PEMERINTAH diketahui akan mengeksekusi suntik mati TV analog atau analog switch off (ASO) hanya dalam hitungan jam.
Di sisi lain, kebijakan tersebut dinilai bertentangan dengan putusan Mahkamah Konstitusi (MK) No.91/PUU-XVIII/2020 (nomor 7) yang secara otomatis melindungi pembatalan pelaksanaan ASO.
Lantas bagaimana supaya pemerintah tidak melanggar putusan MK? Ketua Komisi III DPR Bambang Wuryanto menyarankan agar siaran TV analog dan TV digital dijalankan bersamaan.
"Simulcast saja. Dua-duanya berjalan,” ujar Bambang saat ditemui di Gedung DPR, Jakarta, Rabu (2/11/2022).
Menurutnya, pemerintah tidak perlu terburu-buru mematikan siaran TV analog.
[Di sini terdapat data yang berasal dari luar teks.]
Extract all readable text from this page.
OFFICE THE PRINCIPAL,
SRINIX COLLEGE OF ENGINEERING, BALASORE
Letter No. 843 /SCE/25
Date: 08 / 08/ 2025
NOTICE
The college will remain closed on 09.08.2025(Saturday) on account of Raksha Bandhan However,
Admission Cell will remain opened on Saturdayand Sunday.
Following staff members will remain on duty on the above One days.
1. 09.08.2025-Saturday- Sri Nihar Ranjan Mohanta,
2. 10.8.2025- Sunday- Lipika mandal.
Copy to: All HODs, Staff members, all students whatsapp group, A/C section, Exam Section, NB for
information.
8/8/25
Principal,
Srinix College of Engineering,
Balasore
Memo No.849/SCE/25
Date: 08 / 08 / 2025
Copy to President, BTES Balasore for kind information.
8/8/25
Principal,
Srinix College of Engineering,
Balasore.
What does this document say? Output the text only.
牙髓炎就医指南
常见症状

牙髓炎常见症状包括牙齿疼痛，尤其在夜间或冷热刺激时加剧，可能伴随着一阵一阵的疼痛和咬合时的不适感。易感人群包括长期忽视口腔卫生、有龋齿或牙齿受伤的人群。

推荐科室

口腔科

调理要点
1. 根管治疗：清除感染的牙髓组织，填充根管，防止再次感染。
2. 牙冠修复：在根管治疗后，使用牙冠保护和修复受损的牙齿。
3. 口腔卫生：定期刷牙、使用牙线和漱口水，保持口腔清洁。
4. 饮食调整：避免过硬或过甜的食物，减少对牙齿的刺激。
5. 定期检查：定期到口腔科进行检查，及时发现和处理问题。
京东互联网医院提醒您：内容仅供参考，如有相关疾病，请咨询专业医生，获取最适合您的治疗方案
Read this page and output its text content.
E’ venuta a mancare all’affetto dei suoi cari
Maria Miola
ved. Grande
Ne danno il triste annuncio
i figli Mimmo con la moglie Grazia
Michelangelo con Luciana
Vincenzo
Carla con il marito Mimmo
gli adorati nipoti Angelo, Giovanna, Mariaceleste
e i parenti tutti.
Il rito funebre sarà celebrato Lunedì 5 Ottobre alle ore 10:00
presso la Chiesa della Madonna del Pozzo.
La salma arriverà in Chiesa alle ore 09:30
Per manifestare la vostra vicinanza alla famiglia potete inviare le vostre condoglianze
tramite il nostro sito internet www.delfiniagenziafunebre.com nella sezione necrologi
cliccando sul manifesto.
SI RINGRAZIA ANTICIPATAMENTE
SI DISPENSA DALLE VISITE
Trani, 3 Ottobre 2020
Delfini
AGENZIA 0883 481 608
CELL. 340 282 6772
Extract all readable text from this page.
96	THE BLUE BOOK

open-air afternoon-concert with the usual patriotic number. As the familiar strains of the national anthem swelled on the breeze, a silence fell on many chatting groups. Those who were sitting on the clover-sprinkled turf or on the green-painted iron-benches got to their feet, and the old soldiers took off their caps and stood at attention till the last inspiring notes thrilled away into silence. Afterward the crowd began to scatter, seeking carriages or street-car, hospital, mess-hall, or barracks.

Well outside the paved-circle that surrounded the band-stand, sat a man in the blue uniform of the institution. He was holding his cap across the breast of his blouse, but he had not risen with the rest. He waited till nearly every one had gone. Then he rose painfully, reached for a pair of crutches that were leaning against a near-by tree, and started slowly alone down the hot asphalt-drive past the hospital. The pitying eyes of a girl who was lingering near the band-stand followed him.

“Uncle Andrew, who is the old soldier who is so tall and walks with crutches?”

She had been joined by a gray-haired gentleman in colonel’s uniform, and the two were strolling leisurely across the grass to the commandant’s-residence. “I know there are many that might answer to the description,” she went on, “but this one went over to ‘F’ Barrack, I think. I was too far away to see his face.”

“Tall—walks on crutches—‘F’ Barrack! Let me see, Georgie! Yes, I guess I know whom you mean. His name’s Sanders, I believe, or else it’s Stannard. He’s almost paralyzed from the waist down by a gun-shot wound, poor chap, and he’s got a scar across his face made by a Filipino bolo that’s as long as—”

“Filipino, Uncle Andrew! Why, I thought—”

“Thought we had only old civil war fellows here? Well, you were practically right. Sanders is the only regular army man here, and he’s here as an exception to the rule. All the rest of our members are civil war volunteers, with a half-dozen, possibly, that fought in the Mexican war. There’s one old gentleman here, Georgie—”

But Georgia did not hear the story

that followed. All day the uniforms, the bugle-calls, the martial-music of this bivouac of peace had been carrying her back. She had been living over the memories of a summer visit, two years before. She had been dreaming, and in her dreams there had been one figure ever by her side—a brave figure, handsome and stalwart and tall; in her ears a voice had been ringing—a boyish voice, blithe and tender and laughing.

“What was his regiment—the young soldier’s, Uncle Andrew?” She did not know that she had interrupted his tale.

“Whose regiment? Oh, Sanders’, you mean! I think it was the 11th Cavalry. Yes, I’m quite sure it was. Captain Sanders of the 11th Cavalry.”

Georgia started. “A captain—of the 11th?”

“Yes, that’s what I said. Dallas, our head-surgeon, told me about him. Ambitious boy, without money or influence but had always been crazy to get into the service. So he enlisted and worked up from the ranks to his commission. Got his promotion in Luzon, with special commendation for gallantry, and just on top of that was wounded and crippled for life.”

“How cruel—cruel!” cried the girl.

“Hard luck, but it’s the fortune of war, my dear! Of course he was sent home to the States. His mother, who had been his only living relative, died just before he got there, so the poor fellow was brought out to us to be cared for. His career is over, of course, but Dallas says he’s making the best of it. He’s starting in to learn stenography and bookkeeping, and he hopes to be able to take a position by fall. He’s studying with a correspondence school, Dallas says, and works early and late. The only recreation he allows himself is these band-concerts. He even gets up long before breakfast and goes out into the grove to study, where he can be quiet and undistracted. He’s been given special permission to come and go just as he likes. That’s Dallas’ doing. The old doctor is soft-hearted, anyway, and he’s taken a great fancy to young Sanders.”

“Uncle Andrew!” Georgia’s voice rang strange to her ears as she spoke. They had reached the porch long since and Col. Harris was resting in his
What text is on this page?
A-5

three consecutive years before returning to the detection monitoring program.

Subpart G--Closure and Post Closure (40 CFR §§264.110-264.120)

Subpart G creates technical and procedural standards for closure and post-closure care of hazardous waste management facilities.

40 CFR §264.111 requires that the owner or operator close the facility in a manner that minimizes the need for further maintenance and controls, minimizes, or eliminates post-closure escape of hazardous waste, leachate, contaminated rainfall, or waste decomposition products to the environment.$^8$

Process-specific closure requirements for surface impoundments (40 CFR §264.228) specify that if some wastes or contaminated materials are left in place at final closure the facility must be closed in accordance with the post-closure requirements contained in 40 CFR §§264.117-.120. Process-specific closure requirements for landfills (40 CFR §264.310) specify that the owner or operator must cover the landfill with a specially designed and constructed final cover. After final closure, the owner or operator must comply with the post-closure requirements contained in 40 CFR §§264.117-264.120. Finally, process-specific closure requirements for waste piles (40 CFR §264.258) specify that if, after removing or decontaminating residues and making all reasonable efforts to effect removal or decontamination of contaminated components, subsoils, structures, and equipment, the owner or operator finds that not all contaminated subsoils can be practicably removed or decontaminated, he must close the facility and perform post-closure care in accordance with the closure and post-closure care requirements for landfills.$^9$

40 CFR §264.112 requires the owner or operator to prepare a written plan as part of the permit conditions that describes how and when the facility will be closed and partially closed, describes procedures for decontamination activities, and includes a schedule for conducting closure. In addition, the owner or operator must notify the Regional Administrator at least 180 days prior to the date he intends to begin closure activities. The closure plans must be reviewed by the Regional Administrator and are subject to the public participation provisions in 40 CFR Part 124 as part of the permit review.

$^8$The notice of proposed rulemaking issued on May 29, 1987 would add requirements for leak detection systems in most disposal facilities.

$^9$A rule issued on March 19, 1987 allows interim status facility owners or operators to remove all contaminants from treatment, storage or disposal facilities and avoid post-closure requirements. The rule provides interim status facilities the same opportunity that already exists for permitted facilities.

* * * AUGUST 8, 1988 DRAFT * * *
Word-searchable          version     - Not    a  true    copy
Dia juga meminta agar di saat bersamaan, Pemerintah membawa persoalan ini ke DPR agar ada jalan keluar terbaik berdasarkan kesepakatan bersama.
Ini akan baik untuk semua pihak sambil peta jalan menuju siaran TV digital dilaksanakan secara bertahap. Ada sosialisasi masif, ada pengkondisian pelan-pelan dan yang jelas, tidak ada putusan MK yang dilawan,” sambungnya.
Sebagai informasi, putusan MK No.91/PUU-XVIII/2020 (nomor 7) menyatakan untuk menangguhkan segala tindakan/kebijakan yang bersifat strategis dan berdampak luas, serta tidak dibenarkan pula menerbitkan peraturan pelaksana baru yang berkaitan dengan UU No 11/2020 tentang Cipta Kerja (Lembaran Negara Republik Indonesia Tahun 2020 Nomor 245, Tambahan Lembaran Negara Republik Indonesia Nomor 6573).